Triennium’s opening worship infused with youthful joy and enthusiasm
by Mike Ferguson | Presbyterian News Service
WEST LAFAYETTE, Indiana — More than 4,000 youth and their chaperones clearly energized by having arrived at Purdue University for the 2019 Presbyterian Youth Triennium worshiped together Tuesday night through movement, singing, prayer, confession — and by hearing thoughtful, heartfelt preaching.
“God’s bigger than anything we can imagine,” the Rev. Cindy Kohlmann, co-moderator of the 223rd General Assembly, told worshipers.
“We believe God calls each of us to ministry,” said her fellow co-moderator, Ruling Elder Vilmarie Cintrón-Olivieri. “We encourage you to have fun, make memories — and tell us all about it.”
After a drama team told snippets of their personal stories, their leader, the Rev. Mark Montgomery of Norwalk, Conn., assured worshipers that this week, God will write a new story on their heart.

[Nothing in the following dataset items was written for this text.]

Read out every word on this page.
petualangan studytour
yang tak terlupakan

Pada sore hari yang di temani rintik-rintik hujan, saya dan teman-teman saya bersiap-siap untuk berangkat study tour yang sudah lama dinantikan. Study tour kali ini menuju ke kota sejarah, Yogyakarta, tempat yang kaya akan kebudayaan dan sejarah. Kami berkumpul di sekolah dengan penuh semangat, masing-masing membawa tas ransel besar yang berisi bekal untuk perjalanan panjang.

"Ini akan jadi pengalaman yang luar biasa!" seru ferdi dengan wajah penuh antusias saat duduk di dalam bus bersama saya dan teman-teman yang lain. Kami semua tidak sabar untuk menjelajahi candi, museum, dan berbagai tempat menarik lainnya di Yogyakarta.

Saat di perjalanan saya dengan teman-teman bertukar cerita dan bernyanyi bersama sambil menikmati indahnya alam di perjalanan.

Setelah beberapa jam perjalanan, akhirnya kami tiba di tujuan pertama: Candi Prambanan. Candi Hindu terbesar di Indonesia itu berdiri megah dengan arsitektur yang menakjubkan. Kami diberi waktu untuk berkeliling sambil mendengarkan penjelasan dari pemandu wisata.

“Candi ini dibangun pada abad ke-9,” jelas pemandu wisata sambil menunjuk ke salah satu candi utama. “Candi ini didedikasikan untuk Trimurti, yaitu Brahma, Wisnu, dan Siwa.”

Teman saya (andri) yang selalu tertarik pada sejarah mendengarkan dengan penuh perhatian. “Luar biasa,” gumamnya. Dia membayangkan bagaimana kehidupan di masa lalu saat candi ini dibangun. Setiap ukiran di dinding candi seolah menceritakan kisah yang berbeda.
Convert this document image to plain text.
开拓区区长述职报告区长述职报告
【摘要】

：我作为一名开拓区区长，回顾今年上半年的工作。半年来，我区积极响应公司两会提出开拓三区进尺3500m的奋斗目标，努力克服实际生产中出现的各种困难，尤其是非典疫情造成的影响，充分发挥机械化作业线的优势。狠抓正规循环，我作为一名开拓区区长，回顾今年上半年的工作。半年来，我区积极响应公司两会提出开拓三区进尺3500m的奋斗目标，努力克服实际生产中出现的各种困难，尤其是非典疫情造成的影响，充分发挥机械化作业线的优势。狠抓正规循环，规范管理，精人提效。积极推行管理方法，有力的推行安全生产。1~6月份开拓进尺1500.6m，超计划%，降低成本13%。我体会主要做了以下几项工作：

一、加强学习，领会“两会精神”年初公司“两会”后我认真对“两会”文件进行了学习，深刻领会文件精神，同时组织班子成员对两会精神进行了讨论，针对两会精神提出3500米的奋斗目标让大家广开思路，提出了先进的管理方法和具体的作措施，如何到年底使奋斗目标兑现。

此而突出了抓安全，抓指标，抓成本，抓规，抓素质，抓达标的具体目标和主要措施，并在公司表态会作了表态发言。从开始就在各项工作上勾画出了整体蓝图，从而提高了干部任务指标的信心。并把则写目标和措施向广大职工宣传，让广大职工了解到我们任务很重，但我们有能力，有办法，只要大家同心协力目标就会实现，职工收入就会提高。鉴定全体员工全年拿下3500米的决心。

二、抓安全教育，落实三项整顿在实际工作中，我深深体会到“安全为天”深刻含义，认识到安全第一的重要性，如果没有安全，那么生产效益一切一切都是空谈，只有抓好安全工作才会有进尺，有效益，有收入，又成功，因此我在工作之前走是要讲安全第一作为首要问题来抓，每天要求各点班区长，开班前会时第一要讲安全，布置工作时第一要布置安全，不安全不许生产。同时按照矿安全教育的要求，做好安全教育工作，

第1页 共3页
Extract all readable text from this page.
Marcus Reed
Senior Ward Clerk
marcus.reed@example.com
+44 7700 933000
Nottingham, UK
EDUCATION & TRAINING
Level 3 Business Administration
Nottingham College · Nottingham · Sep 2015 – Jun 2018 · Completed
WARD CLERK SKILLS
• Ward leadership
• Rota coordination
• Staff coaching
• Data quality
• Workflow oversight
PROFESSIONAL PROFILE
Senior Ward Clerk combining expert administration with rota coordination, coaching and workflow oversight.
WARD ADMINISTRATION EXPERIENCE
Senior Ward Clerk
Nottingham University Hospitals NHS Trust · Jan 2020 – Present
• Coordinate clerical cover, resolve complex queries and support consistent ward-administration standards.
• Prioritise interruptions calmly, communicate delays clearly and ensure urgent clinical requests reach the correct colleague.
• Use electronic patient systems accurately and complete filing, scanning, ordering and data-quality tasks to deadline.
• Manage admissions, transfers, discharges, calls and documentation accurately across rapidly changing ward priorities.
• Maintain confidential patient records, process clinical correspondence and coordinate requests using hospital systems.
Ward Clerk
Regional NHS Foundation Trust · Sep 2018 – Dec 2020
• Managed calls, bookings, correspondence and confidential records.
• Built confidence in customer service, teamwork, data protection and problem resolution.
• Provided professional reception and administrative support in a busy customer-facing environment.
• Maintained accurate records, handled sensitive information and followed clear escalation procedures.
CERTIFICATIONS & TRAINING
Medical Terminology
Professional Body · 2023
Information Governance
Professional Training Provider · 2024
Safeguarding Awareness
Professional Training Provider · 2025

The theme for Tuesday was “Tune my Heart.”
Music performed by the Nettletons, Triennium’s house worship band, elicited a sea of cell phone flashlights that swayed gently with the rhythm.
The service’s call to worship concluded with these words, recited by just about everyone in the Elliott Hall of Music: “We are here, we are ready, and we are eager to see what God is about to do.”
Then the Rev. Sera Chung took to the stage.
Chung, director of the Asian American program at Princeton Theological Seminary, preached from Psalm 100: “Make a joyful noise to the Lord, all the earth. Worship the Lord with gladness; come into God’s presence with singing … For the Lord is good; God’s steadfast love endures forever, and God’s faithfulness to all generations.”
Chung posed this question to the gathered youth: What is life? For Chung, an accomplished musician, it’s a song, “and you better sing that song with the unique instrument God gave you. We take our stories and perch them on a melody so they can take flight.”
The problem, she said, is that “we all want to write a hit song.” The lyric must be catchy, the rhythm funky and the song “must be relatable so it touches the audience.”
Most of the Bible’s 150 psalms are laments, she said. The psalmists, many of them anonymous, rail against sickness, feelings of betrayal and abandonment, false accusation — all part of the human condition. “We can’t help but notice,” Chung said, “that happiness cannot exist apart from suffering. Life gives us psalms to sing that are bitter but also sweet, loud but also silent.”
They’re not songs that come from places of order, equilibrium, peace or comfort, she said. The people who sang them “were subject to being relocated, isolated, shut down and overwhelmed,” she said. “Yet we see them tuning their hearts, singing their way into God’s presence … It is through this trust in God’s steadfast love that we can sing these psalms.”
When her mother died unexpectedly not long ago, “the only sound that came out of my mouth were sounds of deep pain and suffering.” Rather than tuning her heart, Chung said she was ready to tune out. But friends reminded her she still had a song to sing.
“Singing and tuning our hearts to God are not limited to certain individuals, leaders or kings,” she said. “It’s a call to all of us to sing a testimony to God’s grace and faithfulness.”
As Chung and the Nettletons joined to sing “Come, Thou Fount of Every Blessing,” Triennium’s theme song, Chung asked worshipers to name the things their hearts are currently seeking.
“Does it seek for justice? A repaired relationship?” she asked. “Shout out what your heart is seeking.”
Those in attendance did exactly that as the musicians concluded the hymn.